An interesting observation was that all infections developed between 3 and 6 months of treatment, with a median time of 17 weeks. This is in accordance with other reports and underlines the need for closer follow-up particularly in patients with advanced fibrosis during the first months of treatment.

It might be argued that neutropenia during treatment with pegIFNa is more common and intense in patients with cirrhosis. In addition, patients with cirrhosis have lower number of WBC or neutrophils before treatment initiation. In our study, 6.3% of patients had baseline WBC <4000/μL with 75% of them having cirrhosis. Although the mean reduction in WBC during therapy was significantly higher in noncirrhotics than cirrhotics, the number of patients who developed neutropenia was not significantly different between these two groups. In multivariate analysis, we found that baseline WBC count was the only independent factor associated with the risk of neutropenia during treatment. In particular, the risks of NNC <1000 or <750 cells/μL during treatment were 26-fold and 54-fold higher in patients with baseline WBC <5000 than ≥5000 cells/μL. This finding supports previous results from a small study by Renou et al.

Despite the relatively large sample size and the clear inclusion and exclusion criteria, our study has some limitations. Specific statistical care should have been taken as not all of the submitted subjects were independent of each other. Nevertheless, the small percentage of these cases in relation to the total sample, and the fact that in patients who were administered more than one treatment course the infection occurrence was no more than one per subject, makes this limitation rather insignificant. To reinforce our results, we ran the analysis including only the first treatment course of each subject without significant differentiation in our results.

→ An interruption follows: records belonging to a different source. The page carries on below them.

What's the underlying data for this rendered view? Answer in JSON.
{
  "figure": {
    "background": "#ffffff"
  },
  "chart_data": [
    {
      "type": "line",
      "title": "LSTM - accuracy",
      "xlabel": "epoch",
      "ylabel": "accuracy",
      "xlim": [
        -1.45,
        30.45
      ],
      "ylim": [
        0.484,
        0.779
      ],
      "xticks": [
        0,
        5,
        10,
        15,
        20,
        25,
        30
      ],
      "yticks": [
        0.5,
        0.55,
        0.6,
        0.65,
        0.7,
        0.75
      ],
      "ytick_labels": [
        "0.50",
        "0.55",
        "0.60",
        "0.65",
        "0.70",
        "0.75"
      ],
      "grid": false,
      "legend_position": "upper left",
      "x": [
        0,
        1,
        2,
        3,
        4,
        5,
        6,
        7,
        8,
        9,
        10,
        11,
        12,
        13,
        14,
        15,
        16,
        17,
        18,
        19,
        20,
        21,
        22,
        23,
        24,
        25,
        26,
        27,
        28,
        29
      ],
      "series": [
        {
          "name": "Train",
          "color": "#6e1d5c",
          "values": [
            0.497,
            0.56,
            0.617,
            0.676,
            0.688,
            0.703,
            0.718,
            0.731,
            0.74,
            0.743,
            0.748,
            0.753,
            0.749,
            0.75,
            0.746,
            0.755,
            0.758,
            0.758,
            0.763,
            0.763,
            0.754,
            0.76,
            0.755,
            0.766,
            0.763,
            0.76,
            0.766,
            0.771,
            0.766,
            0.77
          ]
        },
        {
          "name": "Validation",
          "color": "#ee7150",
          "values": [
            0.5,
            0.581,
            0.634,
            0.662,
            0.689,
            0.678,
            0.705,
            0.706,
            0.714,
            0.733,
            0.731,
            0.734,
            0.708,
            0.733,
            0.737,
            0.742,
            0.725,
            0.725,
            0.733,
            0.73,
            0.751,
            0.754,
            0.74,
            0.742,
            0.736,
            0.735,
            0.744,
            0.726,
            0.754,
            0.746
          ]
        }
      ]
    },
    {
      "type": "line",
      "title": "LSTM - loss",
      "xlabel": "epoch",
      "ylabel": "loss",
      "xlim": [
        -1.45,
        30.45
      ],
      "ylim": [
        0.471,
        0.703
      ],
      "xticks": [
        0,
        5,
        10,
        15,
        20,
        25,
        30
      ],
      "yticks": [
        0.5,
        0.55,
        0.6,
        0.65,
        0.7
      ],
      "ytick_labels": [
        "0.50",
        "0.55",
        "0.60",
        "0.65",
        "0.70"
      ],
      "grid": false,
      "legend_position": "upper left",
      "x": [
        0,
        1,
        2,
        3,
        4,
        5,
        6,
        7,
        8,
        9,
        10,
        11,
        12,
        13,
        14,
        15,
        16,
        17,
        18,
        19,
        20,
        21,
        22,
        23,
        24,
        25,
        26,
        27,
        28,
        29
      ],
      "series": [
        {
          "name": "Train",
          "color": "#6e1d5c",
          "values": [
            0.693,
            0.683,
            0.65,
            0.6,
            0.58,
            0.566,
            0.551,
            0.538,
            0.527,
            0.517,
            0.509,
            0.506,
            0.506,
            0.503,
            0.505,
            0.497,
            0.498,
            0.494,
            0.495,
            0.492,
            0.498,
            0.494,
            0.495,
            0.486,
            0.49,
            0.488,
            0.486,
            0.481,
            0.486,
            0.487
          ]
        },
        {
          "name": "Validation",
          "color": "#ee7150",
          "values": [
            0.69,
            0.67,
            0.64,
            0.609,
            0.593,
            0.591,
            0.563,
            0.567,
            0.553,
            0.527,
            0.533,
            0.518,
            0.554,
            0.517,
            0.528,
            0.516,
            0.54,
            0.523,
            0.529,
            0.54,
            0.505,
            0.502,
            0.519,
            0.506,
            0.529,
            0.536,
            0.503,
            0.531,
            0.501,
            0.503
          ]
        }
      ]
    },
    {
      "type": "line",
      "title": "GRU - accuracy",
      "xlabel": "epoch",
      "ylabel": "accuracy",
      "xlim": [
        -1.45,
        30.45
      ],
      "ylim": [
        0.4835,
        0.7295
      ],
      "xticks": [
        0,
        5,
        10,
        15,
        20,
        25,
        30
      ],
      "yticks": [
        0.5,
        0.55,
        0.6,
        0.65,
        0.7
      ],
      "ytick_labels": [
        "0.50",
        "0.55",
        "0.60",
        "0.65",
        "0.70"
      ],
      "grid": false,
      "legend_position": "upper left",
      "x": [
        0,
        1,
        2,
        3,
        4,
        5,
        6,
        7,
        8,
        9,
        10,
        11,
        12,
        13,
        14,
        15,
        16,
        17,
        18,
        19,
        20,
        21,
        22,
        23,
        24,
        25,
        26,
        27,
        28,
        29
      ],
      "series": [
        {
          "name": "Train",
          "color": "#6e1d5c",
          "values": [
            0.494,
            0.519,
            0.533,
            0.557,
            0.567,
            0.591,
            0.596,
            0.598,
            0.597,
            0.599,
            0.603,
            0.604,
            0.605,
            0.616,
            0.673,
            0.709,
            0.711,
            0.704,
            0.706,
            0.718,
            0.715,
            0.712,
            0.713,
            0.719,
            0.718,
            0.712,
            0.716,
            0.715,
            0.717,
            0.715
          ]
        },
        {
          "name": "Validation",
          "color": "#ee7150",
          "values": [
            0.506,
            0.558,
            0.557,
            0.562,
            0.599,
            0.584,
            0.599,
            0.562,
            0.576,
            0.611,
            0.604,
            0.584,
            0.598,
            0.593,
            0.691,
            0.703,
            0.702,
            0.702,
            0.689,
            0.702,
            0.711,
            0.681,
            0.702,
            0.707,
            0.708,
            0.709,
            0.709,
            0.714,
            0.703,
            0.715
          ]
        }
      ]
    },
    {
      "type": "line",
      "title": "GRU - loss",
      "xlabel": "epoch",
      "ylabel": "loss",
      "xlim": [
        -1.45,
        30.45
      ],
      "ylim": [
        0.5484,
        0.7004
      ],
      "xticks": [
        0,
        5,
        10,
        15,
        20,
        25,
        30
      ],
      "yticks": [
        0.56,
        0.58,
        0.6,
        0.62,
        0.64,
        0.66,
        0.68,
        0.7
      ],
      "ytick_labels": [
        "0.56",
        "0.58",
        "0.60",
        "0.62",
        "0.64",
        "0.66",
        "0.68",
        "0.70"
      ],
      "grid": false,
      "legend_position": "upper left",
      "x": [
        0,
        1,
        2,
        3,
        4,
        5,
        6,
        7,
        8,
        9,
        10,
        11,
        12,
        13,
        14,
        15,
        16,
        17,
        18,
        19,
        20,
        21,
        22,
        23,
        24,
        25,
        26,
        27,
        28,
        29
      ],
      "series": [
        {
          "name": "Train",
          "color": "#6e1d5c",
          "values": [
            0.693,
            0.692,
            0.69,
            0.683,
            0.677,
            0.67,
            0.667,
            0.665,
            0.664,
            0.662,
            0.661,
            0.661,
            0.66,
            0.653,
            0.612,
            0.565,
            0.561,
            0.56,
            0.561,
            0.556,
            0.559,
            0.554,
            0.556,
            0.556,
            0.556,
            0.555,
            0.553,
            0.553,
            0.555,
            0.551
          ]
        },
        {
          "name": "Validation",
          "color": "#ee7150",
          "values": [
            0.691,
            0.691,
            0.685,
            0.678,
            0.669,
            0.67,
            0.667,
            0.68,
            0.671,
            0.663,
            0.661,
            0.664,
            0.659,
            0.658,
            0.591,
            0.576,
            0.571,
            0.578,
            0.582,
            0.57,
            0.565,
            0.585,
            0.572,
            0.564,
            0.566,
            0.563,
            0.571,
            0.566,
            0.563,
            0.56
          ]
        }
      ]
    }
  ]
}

In conclusion, our findings support that there is no association between on-therapy neutropenia and development of infection in CHC patients with well-compensated liver disease who are treated with a pegIFNa-based regimen. Our results reinforce the reports from few previous retrospective studies and provide supporting evidence to re-examine the dose-reduction policy or the use of growth factors in cases with neutropenia. Most importantly, our results indicate that cirrhosis is the main factor associated with a higher risk of infection during antiviral treatment. These findings remain of clinical significance in the era of the triple combination with the first-generation HCV protease inhibitors which have been recently used for the treatment of patients with genotype 1. From the existing experience, the new triple regimes seem to have important limitations and to increase toxicity. Noteworthy, in the French early access programme of boceprevir-or telaprevir-based triple therapy including only patients with cirrhosis, severe infections were reported in 24 (4.8%) of 497 patients, while there were six deaths (2.8%) mostly due to sepsis (five of six). Therefore, physicians should keep high index of suspicion for infections especially in patients with cirrhosis who receive regimens including pegIFNa, independently of WBC and neutrophil counts. Careful assessment of liver damage before therapy and close monitoring during therapy are essential, particularly for candidates of triple therapy, to minimize the detrimental consequences of infections.